Egregio Direttore,
In merito all’articolo pubblicato sulla vostra testata (https://www.gay.it/educazione-sessuo-affettiva-toscana-melio) mi permetto di inoltrarvi la lettera che ho scritto, per una voce di dissenso tra i cattolici.
Lettera aperta ai Vescovi della Toscana
Eccellenze Reverendissime
come ben sapete, la Toscana ha avuto il triste primato di legiferare in tema di eutanasia sostituendosi di fatto al parlamento nazionale, unico organo deputato a prendere decisioni su questo tema, in un clima di assordante silenzio se non plauso da parte delle istituzioni civili e della stampa, anche la Chiesa non ha saputo opporsi con determinazione a questa decisione che si situa in aperto contrasto con il catechismo e la morale cattolica.
Di ben altro tipo è stata la reazione dei Vescovi francesi i quali si sono opposti con coraggio e santa determinazione a questa deriva al punto da dichiarare che qualsiasi politico avesse promosso o firmato la legge sull’ eutanasia non avrebbe potuto accostarsi alla Santa Eucarestia comprendendo in tale esclusione gli operatori sanitari che, in totale dispregio della propria missione, fossero divenuti strumenti di morte.

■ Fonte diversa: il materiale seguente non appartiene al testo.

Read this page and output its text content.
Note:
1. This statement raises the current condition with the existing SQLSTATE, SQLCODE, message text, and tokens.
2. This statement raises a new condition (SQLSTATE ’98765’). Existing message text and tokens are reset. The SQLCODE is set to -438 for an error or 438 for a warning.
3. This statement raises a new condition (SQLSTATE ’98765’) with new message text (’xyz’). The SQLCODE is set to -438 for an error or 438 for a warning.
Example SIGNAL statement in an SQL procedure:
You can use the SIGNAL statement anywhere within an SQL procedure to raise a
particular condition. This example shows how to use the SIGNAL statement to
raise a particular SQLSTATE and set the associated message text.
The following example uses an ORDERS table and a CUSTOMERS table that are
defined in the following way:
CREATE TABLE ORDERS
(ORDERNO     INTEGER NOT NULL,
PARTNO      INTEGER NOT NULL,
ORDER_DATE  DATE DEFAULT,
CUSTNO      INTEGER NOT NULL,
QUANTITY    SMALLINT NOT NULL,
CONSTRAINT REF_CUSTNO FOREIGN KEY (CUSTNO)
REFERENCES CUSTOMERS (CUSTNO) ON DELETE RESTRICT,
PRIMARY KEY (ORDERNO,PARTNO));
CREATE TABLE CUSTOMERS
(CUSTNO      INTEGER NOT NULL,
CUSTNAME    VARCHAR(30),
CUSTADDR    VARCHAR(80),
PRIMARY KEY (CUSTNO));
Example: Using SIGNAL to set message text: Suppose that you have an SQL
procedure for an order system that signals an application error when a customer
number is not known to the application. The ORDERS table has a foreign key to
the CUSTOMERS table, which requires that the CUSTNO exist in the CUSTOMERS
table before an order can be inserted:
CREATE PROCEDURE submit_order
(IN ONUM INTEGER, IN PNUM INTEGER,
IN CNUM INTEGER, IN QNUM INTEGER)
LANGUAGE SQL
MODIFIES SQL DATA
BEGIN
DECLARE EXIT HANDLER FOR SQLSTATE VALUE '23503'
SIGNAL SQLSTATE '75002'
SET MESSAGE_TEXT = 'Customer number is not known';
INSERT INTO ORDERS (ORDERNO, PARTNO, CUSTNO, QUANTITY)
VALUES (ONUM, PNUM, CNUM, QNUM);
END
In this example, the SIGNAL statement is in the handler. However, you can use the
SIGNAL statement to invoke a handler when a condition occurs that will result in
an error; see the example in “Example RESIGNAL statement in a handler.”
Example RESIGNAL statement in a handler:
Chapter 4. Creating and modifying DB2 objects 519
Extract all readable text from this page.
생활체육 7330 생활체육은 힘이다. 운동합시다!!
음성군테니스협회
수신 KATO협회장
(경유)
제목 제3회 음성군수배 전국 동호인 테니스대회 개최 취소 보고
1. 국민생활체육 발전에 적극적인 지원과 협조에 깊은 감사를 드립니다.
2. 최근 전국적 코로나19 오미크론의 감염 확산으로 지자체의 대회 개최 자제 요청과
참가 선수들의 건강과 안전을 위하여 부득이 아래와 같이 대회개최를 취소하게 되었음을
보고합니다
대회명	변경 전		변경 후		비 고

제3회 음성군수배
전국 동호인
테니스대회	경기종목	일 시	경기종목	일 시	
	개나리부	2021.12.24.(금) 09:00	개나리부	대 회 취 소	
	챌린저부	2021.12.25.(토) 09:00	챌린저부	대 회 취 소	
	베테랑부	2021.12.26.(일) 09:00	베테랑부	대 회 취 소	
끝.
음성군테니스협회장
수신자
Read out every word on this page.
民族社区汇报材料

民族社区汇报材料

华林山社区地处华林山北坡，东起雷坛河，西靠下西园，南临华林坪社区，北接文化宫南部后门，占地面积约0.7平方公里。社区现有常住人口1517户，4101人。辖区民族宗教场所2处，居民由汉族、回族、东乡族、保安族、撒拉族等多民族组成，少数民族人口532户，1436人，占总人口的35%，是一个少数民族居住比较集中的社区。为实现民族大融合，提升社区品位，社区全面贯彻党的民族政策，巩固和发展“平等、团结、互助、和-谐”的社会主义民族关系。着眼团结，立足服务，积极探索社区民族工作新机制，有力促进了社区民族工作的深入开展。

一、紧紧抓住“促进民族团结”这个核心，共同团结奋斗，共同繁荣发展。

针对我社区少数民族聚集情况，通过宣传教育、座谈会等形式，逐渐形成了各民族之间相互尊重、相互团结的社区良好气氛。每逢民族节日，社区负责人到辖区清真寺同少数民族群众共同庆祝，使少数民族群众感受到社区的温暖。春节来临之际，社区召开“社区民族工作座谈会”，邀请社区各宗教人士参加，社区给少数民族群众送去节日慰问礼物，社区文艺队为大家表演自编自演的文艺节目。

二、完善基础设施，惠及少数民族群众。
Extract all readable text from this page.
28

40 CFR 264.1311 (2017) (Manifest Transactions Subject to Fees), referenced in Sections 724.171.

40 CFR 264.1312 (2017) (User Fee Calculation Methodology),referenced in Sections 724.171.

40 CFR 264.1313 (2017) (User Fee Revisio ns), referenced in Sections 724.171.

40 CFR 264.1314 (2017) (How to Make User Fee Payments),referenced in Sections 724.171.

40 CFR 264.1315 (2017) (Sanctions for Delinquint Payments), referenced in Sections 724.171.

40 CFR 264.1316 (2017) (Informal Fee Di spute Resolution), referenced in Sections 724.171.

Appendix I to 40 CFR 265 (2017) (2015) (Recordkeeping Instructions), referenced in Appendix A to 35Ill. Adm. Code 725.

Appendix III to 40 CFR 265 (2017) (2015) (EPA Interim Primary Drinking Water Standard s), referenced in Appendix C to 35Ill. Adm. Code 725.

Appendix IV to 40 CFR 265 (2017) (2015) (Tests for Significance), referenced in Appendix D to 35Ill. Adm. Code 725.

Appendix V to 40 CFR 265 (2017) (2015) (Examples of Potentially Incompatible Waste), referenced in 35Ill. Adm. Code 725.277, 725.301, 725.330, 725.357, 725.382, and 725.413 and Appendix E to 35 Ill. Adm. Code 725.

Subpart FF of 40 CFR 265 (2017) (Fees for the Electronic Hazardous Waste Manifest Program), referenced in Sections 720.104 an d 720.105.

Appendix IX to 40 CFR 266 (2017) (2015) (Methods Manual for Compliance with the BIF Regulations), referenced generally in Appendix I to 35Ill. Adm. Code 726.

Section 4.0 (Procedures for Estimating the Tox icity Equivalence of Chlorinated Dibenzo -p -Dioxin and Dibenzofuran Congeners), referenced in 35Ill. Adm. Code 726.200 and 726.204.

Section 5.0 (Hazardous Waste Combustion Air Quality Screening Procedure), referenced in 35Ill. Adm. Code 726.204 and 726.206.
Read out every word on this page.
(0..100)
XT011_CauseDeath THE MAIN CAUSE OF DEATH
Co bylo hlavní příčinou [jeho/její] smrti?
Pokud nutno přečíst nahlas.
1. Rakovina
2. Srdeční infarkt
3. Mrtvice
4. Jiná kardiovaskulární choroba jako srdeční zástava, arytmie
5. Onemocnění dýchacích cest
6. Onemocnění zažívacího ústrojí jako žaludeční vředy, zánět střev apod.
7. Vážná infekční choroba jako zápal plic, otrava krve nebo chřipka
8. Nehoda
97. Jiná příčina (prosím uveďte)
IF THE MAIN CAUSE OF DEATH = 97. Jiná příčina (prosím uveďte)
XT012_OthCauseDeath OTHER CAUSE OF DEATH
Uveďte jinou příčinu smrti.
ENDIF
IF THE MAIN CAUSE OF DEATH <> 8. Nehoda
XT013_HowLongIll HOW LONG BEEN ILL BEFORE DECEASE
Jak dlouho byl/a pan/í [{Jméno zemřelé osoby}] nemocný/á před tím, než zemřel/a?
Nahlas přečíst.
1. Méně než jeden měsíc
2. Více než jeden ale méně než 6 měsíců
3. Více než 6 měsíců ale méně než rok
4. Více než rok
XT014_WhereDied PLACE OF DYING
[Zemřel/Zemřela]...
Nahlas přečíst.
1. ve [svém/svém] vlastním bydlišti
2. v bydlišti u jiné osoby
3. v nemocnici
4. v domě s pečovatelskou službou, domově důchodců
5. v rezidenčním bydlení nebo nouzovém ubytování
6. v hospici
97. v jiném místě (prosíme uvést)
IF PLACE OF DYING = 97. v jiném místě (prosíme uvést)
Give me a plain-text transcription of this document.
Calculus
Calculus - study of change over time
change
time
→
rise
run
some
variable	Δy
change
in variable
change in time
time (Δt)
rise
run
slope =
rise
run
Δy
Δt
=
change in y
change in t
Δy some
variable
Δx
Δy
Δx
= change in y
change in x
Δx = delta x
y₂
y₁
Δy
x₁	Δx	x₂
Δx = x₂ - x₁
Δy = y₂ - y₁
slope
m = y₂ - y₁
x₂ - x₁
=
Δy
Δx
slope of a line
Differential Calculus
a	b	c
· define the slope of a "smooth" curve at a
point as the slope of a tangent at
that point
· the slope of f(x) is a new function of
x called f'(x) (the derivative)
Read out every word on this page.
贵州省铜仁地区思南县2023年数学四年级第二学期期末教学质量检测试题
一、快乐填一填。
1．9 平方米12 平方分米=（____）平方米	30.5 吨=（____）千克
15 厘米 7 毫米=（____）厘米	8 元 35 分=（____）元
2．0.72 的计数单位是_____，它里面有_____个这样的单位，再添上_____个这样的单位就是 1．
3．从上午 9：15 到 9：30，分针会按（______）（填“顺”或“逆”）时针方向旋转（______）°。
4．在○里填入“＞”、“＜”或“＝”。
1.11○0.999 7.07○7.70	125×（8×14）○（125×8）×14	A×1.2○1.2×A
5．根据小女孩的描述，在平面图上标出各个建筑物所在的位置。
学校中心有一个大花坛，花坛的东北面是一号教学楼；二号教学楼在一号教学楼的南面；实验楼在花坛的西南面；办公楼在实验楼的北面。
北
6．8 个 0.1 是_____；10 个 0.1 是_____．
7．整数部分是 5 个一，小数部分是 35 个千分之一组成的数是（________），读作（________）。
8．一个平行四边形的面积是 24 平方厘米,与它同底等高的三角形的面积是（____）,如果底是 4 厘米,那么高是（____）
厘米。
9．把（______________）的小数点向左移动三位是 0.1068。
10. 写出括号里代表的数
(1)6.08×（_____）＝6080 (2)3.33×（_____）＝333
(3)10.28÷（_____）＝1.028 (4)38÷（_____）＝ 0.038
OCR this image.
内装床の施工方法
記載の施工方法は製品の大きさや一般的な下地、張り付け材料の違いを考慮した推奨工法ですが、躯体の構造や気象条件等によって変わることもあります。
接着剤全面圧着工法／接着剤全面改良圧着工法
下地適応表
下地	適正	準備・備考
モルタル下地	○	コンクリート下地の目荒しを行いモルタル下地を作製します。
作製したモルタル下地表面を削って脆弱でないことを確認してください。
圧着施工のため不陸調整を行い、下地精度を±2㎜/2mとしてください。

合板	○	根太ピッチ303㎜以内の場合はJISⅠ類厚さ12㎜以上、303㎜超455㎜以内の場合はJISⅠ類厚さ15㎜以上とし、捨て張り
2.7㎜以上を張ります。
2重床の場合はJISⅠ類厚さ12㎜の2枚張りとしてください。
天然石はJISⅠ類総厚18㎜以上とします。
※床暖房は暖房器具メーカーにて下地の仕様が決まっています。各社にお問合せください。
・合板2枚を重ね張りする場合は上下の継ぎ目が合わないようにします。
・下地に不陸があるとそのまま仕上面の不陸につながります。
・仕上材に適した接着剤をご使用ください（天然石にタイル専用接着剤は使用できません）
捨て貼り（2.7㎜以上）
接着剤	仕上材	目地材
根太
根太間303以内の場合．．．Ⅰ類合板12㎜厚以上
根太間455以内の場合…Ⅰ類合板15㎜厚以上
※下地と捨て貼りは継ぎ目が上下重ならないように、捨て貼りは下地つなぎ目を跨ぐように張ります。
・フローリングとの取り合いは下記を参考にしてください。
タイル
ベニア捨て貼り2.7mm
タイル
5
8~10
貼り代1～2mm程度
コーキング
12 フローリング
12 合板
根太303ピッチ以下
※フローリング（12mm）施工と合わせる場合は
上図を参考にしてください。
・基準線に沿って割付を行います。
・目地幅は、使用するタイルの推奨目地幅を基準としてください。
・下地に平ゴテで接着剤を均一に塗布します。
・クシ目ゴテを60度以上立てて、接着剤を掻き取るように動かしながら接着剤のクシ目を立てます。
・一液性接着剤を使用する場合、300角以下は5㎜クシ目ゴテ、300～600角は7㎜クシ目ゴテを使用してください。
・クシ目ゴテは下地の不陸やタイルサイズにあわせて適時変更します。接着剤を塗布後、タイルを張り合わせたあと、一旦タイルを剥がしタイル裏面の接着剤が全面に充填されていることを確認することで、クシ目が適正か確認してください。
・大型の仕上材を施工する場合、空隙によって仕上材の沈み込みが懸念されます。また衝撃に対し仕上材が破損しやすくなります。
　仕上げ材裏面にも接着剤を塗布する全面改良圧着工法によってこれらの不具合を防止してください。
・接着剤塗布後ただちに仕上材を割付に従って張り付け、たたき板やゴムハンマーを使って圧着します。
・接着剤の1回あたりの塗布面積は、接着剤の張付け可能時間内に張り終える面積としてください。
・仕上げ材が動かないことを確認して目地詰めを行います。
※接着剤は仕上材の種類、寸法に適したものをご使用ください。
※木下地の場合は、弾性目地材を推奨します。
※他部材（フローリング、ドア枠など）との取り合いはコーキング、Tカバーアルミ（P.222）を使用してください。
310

Ci rivolgiamo a Voi come Pastori e Maestri per segnalarVi un’ altra deriva di cui la Regione Toscana si vuole rendere protagonista in questo caso in vilipendio ad una legge già approvata dal Parlamento italiano. Ci riferiamo alla legge Valditara sul consenso informato (Legge 4 giugno 2026, n. 78) e sul divieto di coinvolgere sui temi dell’educazione sessuo-affettiva(?) le scuole dell’ infanzia e primarie.
Apprendiamo con sgomento che la Regione Toscana insiste in questo suo ruolo di ” prima della classe” in relazione al peggio con la proposta di legge del PD depositata in Consiglio regionale.
Una proposta di legge con cui la Toscana intende aprire la strada all’educazione sessuo-affettiva nelle scuole. La condanna di Gesù su chiunque scandalizzi i bambini (i “piccoli”) è pronunciata in modo inequivocabile e con forza nei Vangeli (Mt 18, 6; Mc 9, 42; Lc 17, 1-2) Egli usa parole durissime, affermando che, per chi li fa inciampare ed insidia la loro innocenza, sarebbe meglio essere gettato in fondo al mare con una macina da mulino al collo! Queste parole pronunciate da Nostro Signore Gesù Cristo devono rappresentare un monito per tutti !
La nostra profonda preoccupazione ed il nostro affetto filiale nei Vostri confronti ci inducono e ci incoraggiano a chiederVi aiuto e ad appellarci a Voi perché, almeno in questa occasione, la voce della Chiesa Toscana e la sua condanna si innalzi forte e chiara.
L’accoglienza delle idee altrui , la misericordia, la volontà di non essere divisivi non possono mai prescindere dalla proclamazione della verità …del nostro silenzio corresponsabile dovremo sicuramente rendere conto a Dio.
Con filiale devozione invochiamo la Vostra benedizione.